Senior showing something in the distance to his friend seated on a bench in park

Paul Bouman turned 100 last August.

 He’s well known in our communities, especially for having joined with fellow musician Carl Schalk in founding the Bach Cantata series at Grace Lutheran Church in River Forest nearly 50 years ago. 

 His reputation is also well established as a classroom teacher at Grace School where, among other things, he taught children to sing and built a lasting tradition of children’s choirs. 

 Once a week I visit him at his Oak Park condo. It’s always in the afternoon. After his nap and mine. 

 I turned 90 a few months before Paul’s 100th last summer. Think about it: When we get together once a week for a glass of wine and conversation we bring 190 years of lived experience to whatever topic is at hand. 

 Our mutual longevity doesn’t make us better. It does makes us aware of what a rare gift a 60+ year friendship is and how good it is to enjoy, year after year. 

 Such a gift has to do with the commonalities that all friends experience as the glue that holds people together across all kinds of barriers: mutual respect, freedom for others to enjoy other friendships, empathetic listening, honest candor, healthy boundaries, realism about what friendship can and can’t deliver, and whatever else is summed up in the saying, “Be witty if you can, be attractive if you must, but be agreeable if it kills you.” 

 Our friendship began during our days together on the Grace Church and School staff in the mid-l950s. He was the organist, choir director, and seventh-grade teacher at Grace School. I was the assistant pastor who became the senior pastor. We worked together for nearly 25 years. Some pastors and teacher/musicians have been known to get caught up in turf battles. Not so with us. That doesn’t make us saints but confirms us as forgiven sinners who belong to each other because God called us and put us to work. 

 Things worth noting about the stuff of lasting friendship as we’ve known it: 

Each has been complementary in relating to the other’s unique gifts; i.e. each of us needs the other to get the bigger job done. 

To know when a complimentary word is in order, offered in sincerity for work well done.

To support each other when the right cause is neither popular, easy, nor without demands on time and effort.

To call each other to account when the impulse is to let it pass.

To console each other in times of grief and loss.

To keep a sense of humor alive and well (I once received a gift spittoon from PB).

To enlarge one another’s vision of the wider good by helping each other pay attention to the wider world beyond us. 

To disallow political views, social standing, or financial disparities from getting in the way.

To face up to, and talk openly about, our mortality, i.e. the fact that we will die. 

 Lest I imply that all these things inform our visits all the time, they of course do not.

 But I mention them because some of them, some of the time, do enter in to make our weekly visits more than routine. 

 In these times in our land I wish to celebrate our friendship, and all friendships, as an antidote to the “Why Are We So Angry?” mood, which is more corrosive of human relationships than we realize. 

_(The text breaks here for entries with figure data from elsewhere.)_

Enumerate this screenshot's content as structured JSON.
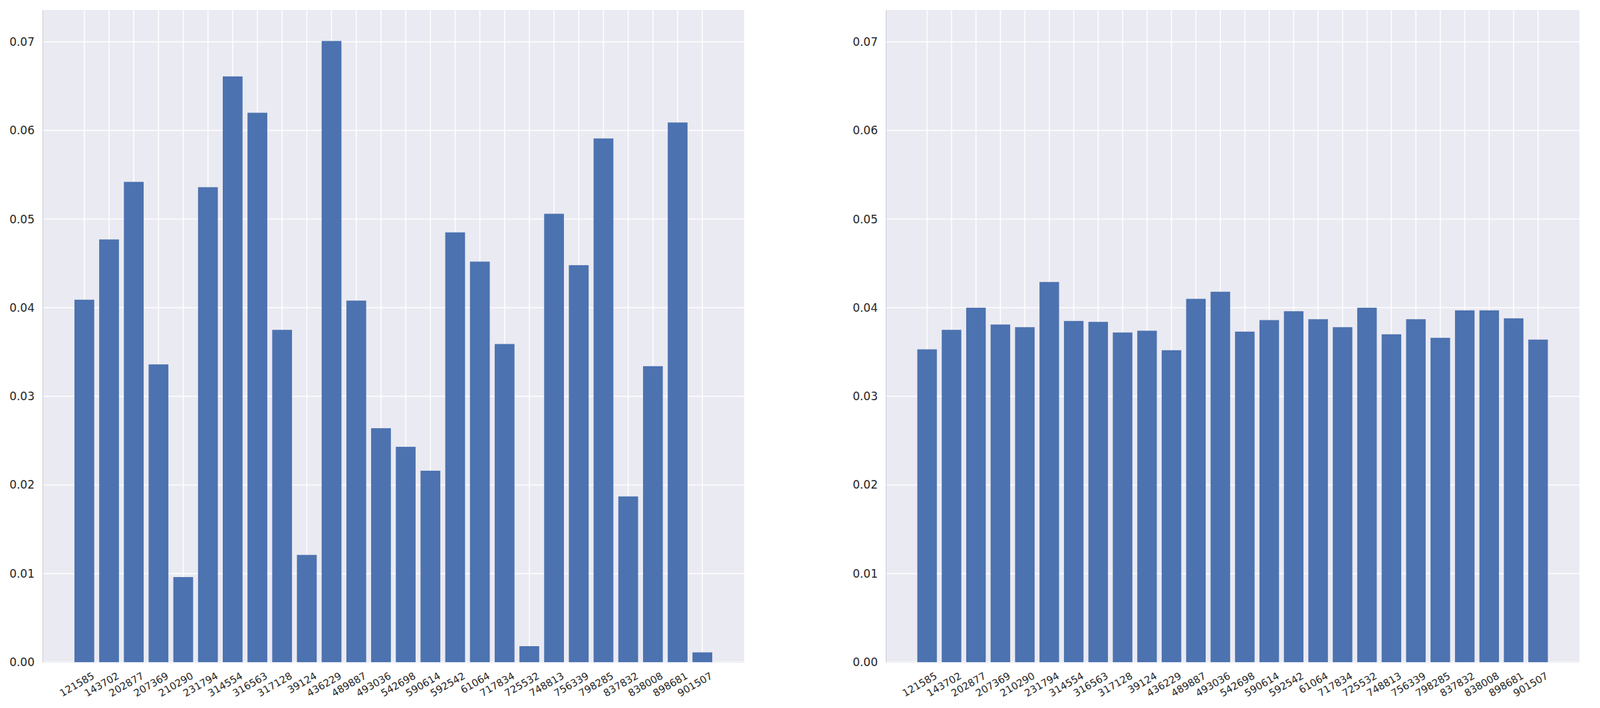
{
  "chart_data": [
    {
      "type": "bar",
      "categories": [
        "121585",
        "143702",
        "202877",
        "207369",
        "210290",
        "231794",
        "314554",
        "316563",
        "317128",
        "39124",
        "436229",
        "489887",
        "493036",
        "542698",
        "590614",
        "592542",
        "61064",
        "717834",
        "725532",
        "748813",
        "756339",
        "798285",
        "837832",
        "838008",
        "898681",
        "901507"
      ],
      "values": [
        0.0409,
        0.0477,
        0.0542,
        0.0336,
        0.0096,
        0.0536,
        0.0661,
        0.062,
        0.0375,
        0.0121,
        0.0701,
        0.0408,
        0.0264,
        0.0243,
        0.0216,
        0.0485,
        0.0452,
        0.0359,
        0.0018,
        0.0506,
        0.0448,
        0.0591,
        0.0187,
        0.0334,
        0.0609,
        0.0011
      ],
      "color": "#4c72b0",
      "ylim": [
        0,
        0.0736
      ],
      "yticks": [
        {
          "value": 0,
          "label": "0.00"
        },
        {
          "value": 0.01,
          "label": "0.01"
        },
        {
          "value": 0.02,
          "label": "0.02"
        },
        {
          "value": 0.03,
          "label": "0.03"
        },
        {
          "value": 0.04,
          "label": "0.04"
        },
        {
          "value": 0.05,
          "label": "0.05"
        },
        {
          "value": 0.06,
          "label": "0.06"
        },
        {
          "value": 0.07,
          "label": "0.07"
        }
      ],
      "grid": true
    },
    {
      "type": "bar",
      "categories": [
        "121585",
        "143702",
        "202877",
        "207369",
        "210290",
        "231794",
        "314554",
        "316563",
        "317128",
        "39124",
        "436229",
        "489887",
        "493036",
        "542698",
        "590614",
        "592542",
        "61064",
        "717834",
        "725532",
        "748813",
        "756339",
        "798285",
        "837832",
        "838008",
        "898681",
        "901507"
      ],
      "values": [
        0.0353,
        0.0375,
        0.04,
        0.0381,
        0.0378,
        0.0429,
        0.0385,
        0.0384,
        0.0372,
        0.0374,
        0.0352,
        0.041,
        0.0418,
        0.0373,
        0.0386,
        0.0396,
        0.0387,
        0.0378,
        0.04,
        0.037,
        0.0387,
        0.0366,
        0.0397,
        0.0397,
        0.0388,
        0.0364
      ],
      "color": "#4c72b0",
      "ylim": [
        0,
        0.0736
      ],
      "yticks": [
        {
          "value": 0,
          "label": "0.00"
        },
        {
          "value": 0.01,
          "label": "0.01"
        },
        {
          "value": 0.02,
          "label": "0.02"
        },
        {
          "value": 0.03,
          "label": "0.03"
        },
        {
          "value": 0.04,
          "label": "0.04"
        },
        {
          "value": 0.05,
          "label": "0.05"
        },
        {
          "value": 0.06,
          "label": "0.06"
        },
        {
          "value": 0.07,
          "label": "0.07"
        }
      ],
      "grid": true
    }
  ]
}
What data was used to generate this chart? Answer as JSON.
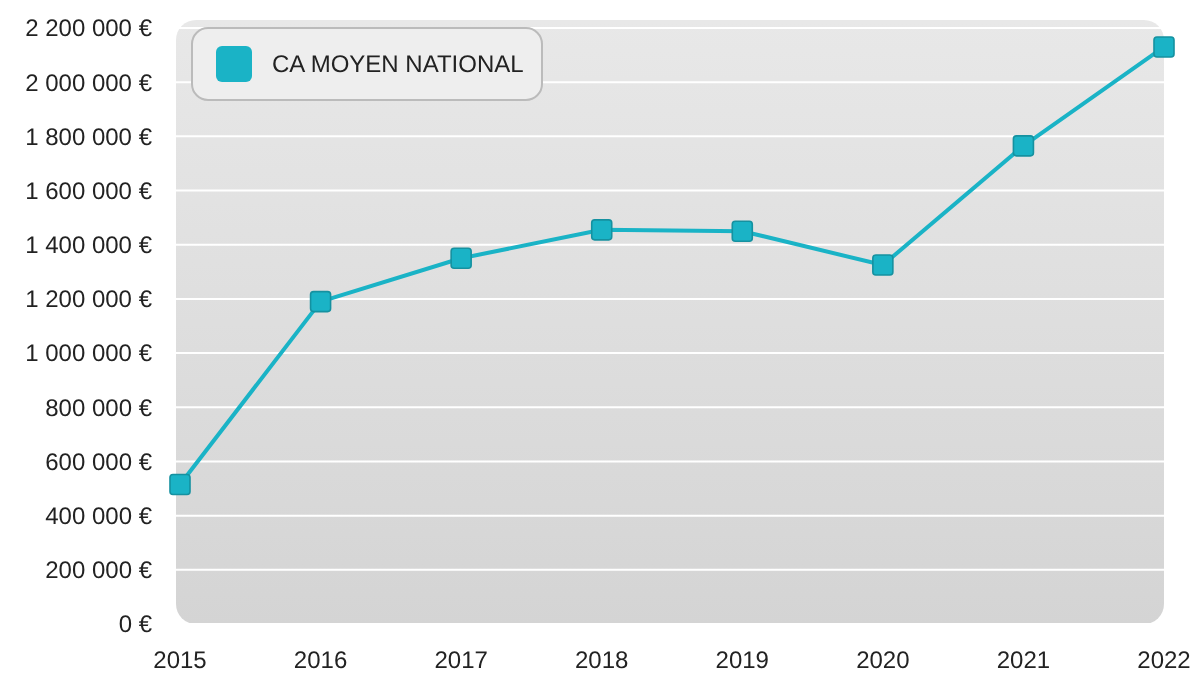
{
  "chart_data": {
    "type": "line",
    "categories": [
      "2015",
      "2016",
      "2017",
      "2018",
      "2019",
      "2020",
      "2021",
      "2022"
    ],
    "series": [
      {
        "name": "CA MOYEN NATIONAL",
        "color": "#1ab3c6",
        "values": [
          515000,
          1190000,
          1350000,
          1455000,
          1450000,
          1325000,
          1765000,
          2130000
        ]
      }
    ],
    "ylim": [
      0,
      2200000
    ],
    "yticks": [
      {
        "value": 0,
        "label": "0 €"
      },
      {
        "value": 200000,
        "label": "200 000 €"
      },
      {
        "value": 400000,
        "label": "400 000 €"
      },
      {
        "value": 600000,
        "label": "600 000 €"
      },
      {
        "value": 800000,
        "label": "800 000 €"
      },
      {
        "value": 1000000,
        "label": "1 000 000 €"
      },
      {
        "value": 1200000,
        "label": "1 200 000 €"
      },
      {
        "value": 1400000,
        "label": "1 400 000 €"
      },
      {
        "value": 1600000,
        "label": "1 600 000 €"
      },
      {
        "value": 1800000,
        "label": "1 800 000 €"
      },
      {
        "value": 2000000,
        "label": "2 000 000 €"
      },
      {
        "value": 2200000,
        "label": "2 200 000 €"
      }
    ],
    "grid": "y",
    "legend": "top left",
    "marker": "square",
    "line_style": "solid"
  }
}
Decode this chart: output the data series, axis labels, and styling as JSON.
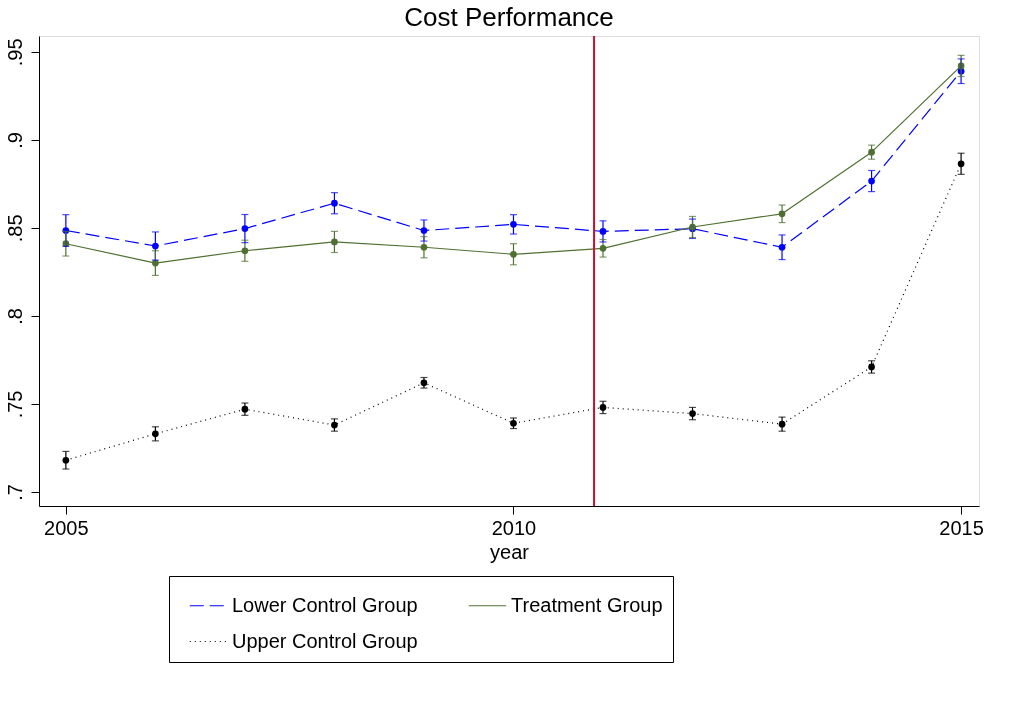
{
  "chart_data": {
    "type": "line",
    "title": "Cost Performance",
    "xlabel": "year",
    "x": [
      2005,
      2006,
      2007,
      2008,
      2009,
      2010,
      2011,
      2012,
      2013,
      2014,
      2015
    ],
    "series": [
      {
        "name": "Lower Control Group",
        "color": "#0000ff",
        "line_style": "dashed",
        "values": [
          0.8485,
          0.8397,
          0.8496,
          0.864,
          0.8485,
          0.852,
          0.848,
          0.8495,
          0.839,
          0.8766,
          0.939
        ],
        "errors": [
          0.009,
          0.008,
          0.008,
          0.006,
          0.006,
          0.0055,
          0.006,
          0.0055,
          0.007,
          0.006,
          0.007
        ]
      },
      {
        "name": "Treatment Group",
        "color": "#4f7032",
        "line_style": "solid",
        "values": [
          0.841,
          0.83,
          0.837,
          0.842,
          0.839,
          0.835,
          0.8384,
          0.8505,
          0.858,
          0.893,
          0.942
        ],
        "errors": [
          0.007,
          0.007,
          0.006,
          0.006,
          0.006,
          0.006,
          0.005,
          0.006,
          0.005,
          0.004,
          0.006
        ]
      },
      {
        "name": "Upper Control Group",
        "color": "#000000",
        "line_style": "dotted",
        "values": [
          0.718,
          0.733,
          0.747,
          0.738,
          0.762,
          0.739,
          0.748,
          0.7445,
          0.7385,
          0.771,
          0.8864
        ],
        "errors": [
          0.005,
          0.004,
          0.0035,
          0.0035,
          0.003,
          0.003,
          0.0035,
          0.0035,
          0.004,
          0.0035,
          0.006
        ]
      }
    ],
    "marker": "circle",
    "xlim": [
      2004.7,
      2015.2
    ],
    "xticks": [
      2005,
      2010,
      2015
    ],
    "ylim": [
      0.692,
      0.959
    ],
    "yticks": [
      {
        "value": 0.7,
        "label": ".7"
      },
      {
        "value": 0.75,
        "label": ".75"
      },
      {
        "value": 0.8,
        "label": ".8"
      },
      {
        "value": 0.85,
        "label": ".85"
      },
      {
        "value": 0.9,
        "label": ".9"
      },
      {
        "value": 0.95,
        "label": ".95"
      }
    ],
    "ref_lines": [
      {
        "axis": "x",
        "value": 2010.9,
        "color": "#c8102e"
      }
    ],
    "grid": false,
    "legend": "bottom"
  }
}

 I do not claim to know all the answers to that question.

 I do know this from experience: Friendships matter — they matter deeply, in our nation and world. 

 I say it gratefully, not as the obvious or the irrelevant, but as a sign of something that’s greater than either of us. 

 What might that something be?

 Henry David Thoreau said it simply: “The language of friendship is not words but meaning.” Meaning for a life well lived, one that blesses rather than burdens, that gives no less than takes, that brings one to the end of any given day with a sense of satisfaction rather than a sigh of regret.

 Amen to that. 

F. Dean Lueking is pastor emeritus of Grace Lutheran Church in River Forest.